The test item concentration in the administered dosage form remained within the acceptable range of variation. In dams and when compared with controls, the test item (Hexylene glycol, purity 99.84%) administered at 1000 mg/kg/day by gavage from day 6post-coitum(p.c.) to day 4 post-partum(p.p.), could be associated with increased duration of littering, increased mean progesterone and decreased mean prolactine serum levels. However, given the uncertainty in littering time differences and in biological variations of hormones, the toxicological significance of such findings remained doubtful. On histopathological examination, all females had mammary glands in lactation but the limited number of litters analyzed precludes the drawing of a definitive conclusion. In pups, there were no effects on mean litter size or sex ratio and there were no external abnormalities. In non-cross fostered litter, there was a statistically significant increase in the number of pups found dead in the treated group (15.1% vs. 4.0% in the control group) on days 1-4 p.p., resulting in a statistically significant decrease in the viability index on day 4 p.p. (84.9% vs. 96.0% in control). Pups had no clinical signs or abnormal behavior. There were no effects on body weight on days 1 and 5 p.p. In cross-fostered litters, there were no significant differences in the number of pups found dead in the treated group when compared to respective controls. Pups had no clinical signs or abnormal behavior. There was a slightly higher pup mean body weight on days 1 p.p. (vs. in controls). At pups necropsy on day 5 p.p., there were no treatment-related findings. Overall, there were no biologically significant findings in cross-fostered pups but the limited numbers of litters exchanged precludes the drawing of a definitive conclusion.

When compared with controls, no or no clear treatment-related effect of Hexylene glycol administered at 1000 mg/kg/day by gavage from day 6 post-coitum (p.c.) to day 4 post-partum (p.p.), was observed on littering duration, mean progesterone and prolactine serum levels. The significant decrease of the pup viability index observed on day 4p.p. in non cross-fostered litters was not observed in cross-fostered litters. However, the limited number of cross-fostered litters analyzed precludes the drawing of a definitive conclusion.

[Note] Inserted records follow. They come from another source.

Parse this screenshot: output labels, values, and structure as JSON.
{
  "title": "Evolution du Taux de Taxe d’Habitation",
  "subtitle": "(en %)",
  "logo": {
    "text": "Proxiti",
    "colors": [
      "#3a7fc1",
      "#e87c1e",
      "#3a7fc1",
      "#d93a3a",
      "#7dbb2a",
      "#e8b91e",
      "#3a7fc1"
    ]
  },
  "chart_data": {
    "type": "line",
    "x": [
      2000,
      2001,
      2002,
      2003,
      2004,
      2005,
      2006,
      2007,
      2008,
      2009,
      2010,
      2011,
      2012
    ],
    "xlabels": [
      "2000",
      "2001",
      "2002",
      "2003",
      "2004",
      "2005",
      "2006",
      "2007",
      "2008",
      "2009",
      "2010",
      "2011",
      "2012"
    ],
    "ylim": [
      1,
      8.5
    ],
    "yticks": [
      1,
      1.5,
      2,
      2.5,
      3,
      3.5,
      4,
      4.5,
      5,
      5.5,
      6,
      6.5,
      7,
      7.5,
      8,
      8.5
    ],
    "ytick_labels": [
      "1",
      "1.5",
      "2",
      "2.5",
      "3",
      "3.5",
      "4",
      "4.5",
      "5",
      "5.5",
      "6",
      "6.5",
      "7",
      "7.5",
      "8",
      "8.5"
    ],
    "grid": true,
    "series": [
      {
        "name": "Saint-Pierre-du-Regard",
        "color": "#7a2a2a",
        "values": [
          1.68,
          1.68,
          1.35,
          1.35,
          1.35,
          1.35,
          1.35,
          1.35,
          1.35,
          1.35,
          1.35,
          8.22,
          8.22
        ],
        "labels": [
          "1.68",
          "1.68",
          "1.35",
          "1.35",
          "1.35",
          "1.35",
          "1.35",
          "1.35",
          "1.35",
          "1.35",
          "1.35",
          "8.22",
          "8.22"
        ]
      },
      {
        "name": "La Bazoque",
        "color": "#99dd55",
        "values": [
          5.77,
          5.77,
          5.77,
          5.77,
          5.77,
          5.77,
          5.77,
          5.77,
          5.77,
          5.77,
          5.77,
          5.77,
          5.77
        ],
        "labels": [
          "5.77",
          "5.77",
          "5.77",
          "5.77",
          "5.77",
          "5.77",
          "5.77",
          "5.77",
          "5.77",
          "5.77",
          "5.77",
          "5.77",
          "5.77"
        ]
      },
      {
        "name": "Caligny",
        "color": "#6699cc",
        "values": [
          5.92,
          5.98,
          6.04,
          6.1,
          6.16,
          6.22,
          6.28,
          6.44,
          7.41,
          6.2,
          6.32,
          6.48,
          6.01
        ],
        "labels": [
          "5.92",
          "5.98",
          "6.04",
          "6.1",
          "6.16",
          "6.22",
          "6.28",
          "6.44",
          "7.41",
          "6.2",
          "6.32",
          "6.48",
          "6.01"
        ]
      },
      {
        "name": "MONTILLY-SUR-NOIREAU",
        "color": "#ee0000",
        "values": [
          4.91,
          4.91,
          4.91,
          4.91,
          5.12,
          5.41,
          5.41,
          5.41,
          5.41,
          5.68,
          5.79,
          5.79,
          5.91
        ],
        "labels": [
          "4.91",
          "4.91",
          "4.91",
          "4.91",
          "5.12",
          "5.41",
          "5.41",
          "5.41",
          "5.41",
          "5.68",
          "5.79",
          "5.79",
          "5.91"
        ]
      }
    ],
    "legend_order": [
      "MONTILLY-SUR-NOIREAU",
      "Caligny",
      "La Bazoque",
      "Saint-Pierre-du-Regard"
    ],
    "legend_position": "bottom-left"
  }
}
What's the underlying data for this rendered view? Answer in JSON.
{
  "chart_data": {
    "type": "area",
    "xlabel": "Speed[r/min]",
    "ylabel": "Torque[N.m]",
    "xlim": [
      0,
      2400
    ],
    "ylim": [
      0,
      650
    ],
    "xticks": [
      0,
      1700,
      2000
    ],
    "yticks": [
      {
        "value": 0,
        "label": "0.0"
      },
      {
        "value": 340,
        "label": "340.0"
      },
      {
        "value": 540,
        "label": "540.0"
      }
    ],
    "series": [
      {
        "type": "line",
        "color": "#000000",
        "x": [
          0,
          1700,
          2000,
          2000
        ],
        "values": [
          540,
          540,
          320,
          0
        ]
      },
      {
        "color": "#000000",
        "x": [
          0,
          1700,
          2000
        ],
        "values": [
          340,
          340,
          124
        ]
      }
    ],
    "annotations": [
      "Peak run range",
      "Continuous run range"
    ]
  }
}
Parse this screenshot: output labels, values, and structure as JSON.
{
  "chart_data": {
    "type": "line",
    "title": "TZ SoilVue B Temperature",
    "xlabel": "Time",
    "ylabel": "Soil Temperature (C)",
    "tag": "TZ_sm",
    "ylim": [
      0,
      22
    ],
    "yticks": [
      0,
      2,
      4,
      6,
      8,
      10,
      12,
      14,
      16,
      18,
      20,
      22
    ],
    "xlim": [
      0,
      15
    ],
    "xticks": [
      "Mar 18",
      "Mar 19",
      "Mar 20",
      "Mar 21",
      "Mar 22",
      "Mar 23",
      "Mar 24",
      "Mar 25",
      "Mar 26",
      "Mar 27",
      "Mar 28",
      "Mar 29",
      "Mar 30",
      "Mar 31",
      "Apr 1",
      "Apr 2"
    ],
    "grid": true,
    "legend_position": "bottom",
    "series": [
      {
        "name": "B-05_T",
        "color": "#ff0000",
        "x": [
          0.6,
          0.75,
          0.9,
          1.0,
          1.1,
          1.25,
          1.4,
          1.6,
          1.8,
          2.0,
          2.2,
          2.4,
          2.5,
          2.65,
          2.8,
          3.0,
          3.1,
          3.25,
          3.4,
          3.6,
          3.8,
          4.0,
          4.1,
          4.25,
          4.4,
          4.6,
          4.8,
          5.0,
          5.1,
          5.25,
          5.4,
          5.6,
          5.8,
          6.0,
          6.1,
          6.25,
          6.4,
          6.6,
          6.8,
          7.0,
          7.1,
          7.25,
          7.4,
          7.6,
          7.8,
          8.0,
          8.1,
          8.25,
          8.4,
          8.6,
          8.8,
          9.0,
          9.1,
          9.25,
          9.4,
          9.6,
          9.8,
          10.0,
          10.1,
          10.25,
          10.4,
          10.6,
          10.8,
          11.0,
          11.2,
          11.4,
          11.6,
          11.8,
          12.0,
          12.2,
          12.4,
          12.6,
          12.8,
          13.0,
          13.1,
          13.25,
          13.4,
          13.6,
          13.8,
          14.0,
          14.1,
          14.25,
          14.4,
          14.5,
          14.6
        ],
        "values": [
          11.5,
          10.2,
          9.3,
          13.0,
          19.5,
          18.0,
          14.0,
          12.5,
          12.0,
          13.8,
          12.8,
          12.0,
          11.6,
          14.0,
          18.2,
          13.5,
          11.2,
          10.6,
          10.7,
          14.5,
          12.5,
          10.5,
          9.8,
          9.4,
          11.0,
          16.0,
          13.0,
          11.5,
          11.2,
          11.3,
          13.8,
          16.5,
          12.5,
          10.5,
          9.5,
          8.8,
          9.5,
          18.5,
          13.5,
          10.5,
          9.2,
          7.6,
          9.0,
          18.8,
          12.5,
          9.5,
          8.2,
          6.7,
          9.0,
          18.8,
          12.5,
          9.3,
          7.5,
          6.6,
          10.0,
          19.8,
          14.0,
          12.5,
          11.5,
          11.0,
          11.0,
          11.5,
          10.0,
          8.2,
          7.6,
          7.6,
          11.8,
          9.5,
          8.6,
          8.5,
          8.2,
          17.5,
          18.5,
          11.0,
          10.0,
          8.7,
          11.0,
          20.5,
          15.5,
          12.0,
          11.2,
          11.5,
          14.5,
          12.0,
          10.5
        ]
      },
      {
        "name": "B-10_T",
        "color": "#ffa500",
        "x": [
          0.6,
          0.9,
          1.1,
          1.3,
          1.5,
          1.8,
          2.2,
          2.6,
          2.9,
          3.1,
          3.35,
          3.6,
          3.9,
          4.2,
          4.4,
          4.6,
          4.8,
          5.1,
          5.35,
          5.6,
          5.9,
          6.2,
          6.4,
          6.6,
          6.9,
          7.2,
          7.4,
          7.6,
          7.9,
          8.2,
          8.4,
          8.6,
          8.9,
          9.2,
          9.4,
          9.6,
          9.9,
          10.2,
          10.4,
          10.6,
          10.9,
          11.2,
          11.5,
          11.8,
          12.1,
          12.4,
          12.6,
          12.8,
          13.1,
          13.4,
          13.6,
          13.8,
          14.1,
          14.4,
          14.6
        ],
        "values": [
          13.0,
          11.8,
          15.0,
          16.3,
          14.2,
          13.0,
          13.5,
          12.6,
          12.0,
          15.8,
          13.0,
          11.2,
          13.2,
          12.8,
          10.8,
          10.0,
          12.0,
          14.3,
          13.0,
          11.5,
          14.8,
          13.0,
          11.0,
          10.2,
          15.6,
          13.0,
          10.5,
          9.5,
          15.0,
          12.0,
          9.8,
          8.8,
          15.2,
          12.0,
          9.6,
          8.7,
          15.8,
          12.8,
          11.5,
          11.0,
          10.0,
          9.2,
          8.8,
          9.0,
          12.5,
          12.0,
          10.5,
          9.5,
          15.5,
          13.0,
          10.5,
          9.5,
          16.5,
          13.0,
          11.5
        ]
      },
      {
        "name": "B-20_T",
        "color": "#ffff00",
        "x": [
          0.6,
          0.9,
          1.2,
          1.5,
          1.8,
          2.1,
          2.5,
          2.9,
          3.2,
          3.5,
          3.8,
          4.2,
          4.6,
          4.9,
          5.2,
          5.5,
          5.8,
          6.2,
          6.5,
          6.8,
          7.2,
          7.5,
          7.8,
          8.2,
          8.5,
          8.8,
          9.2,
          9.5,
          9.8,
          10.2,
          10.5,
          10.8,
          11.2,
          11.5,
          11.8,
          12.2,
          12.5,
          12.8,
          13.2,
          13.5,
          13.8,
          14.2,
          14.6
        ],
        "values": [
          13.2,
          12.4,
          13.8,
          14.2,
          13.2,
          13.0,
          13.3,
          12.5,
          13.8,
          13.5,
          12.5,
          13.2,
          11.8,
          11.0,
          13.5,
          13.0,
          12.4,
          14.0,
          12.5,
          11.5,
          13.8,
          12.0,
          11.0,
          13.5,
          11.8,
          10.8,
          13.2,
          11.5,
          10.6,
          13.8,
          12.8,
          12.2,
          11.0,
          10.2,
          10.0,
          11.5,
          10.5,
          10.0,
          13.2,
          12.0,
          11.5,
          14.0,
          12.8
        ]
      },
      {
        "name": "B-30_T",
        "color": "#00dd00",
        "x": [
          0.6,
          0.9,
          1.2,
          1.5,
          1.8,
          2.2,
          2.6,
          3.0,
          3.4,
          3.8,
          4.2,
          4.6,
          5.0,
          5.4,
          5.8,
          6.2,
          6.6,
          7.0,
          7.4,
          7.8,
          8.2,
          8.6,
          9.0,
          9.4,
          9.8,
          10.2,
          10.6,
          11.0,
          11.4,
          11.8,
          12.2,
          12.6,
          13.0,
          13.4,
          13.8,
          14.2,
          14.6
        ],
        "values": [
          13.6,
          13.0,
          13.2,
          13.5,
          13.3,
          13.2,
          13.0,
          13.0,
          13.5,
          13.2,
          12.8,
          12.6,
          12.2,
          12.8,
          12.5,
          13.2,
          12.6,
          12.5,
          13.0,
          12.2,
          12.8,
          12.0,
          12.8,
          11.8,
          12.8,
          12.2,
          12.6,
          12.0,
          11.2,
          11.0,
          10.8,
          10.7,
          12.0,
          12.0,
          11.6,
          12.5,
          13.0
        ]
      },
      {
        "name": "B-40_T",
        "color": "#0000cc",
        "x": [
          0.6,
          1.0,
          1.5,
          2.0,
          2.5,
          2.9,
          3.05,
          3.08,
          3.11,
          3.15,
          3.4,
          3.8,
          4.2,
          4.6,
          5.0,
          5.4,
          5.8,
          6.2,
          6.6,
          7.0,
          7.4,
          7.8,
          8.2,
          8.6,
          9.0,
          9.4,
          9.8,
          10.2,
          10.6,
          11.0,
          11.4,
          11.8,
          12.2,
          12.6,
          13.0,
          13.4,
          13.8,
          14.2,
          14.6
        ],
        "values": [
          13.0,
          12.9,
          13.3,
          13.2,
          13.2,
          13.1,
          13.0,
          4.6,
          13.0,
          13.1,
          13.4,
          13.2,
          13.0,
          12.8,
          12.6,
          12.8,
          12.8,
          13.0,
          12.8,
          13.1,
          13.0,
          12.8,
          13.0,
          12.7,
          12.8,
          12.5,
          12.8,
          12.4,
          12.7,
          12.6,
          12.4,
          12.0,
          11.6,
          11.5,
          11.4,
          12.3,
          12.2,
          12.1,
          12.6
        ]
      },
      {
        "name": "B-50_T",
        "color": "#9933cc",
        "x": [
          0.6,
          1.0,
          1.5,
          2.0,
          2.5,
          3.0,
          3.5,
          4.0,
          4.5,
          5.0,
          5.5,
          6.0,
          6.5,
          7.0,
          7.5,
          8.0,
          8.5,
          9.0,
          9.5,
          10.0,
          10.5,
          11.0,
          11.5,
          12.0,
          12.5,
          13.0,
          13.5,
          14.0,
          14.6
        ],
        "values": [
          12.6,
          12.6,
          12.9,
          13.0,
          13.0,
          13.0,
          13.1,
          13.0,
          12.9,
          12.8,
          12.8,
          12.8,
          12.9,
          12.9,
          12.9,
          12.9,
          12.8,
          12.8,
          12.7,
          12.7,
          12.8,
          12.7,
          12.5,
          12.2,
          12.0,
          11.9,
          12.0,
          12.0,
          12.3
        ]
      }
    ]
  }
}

Justification for classification or non-classification

A high rate of pup’s mortality was observed in a reproduction/developmental toxicity screening test (OECD TG no. 421) at the dose level of 1000 mg/kg/day. According to the mecanistic studies performed, this effect don't seem to be a direct effect on the pups but seems secondary to the maternal toxicity. Accordingly, no classification is warranted for reproductive and developmental toxicity according to the criteria for classification of Regulation (EC) No 1272/2008.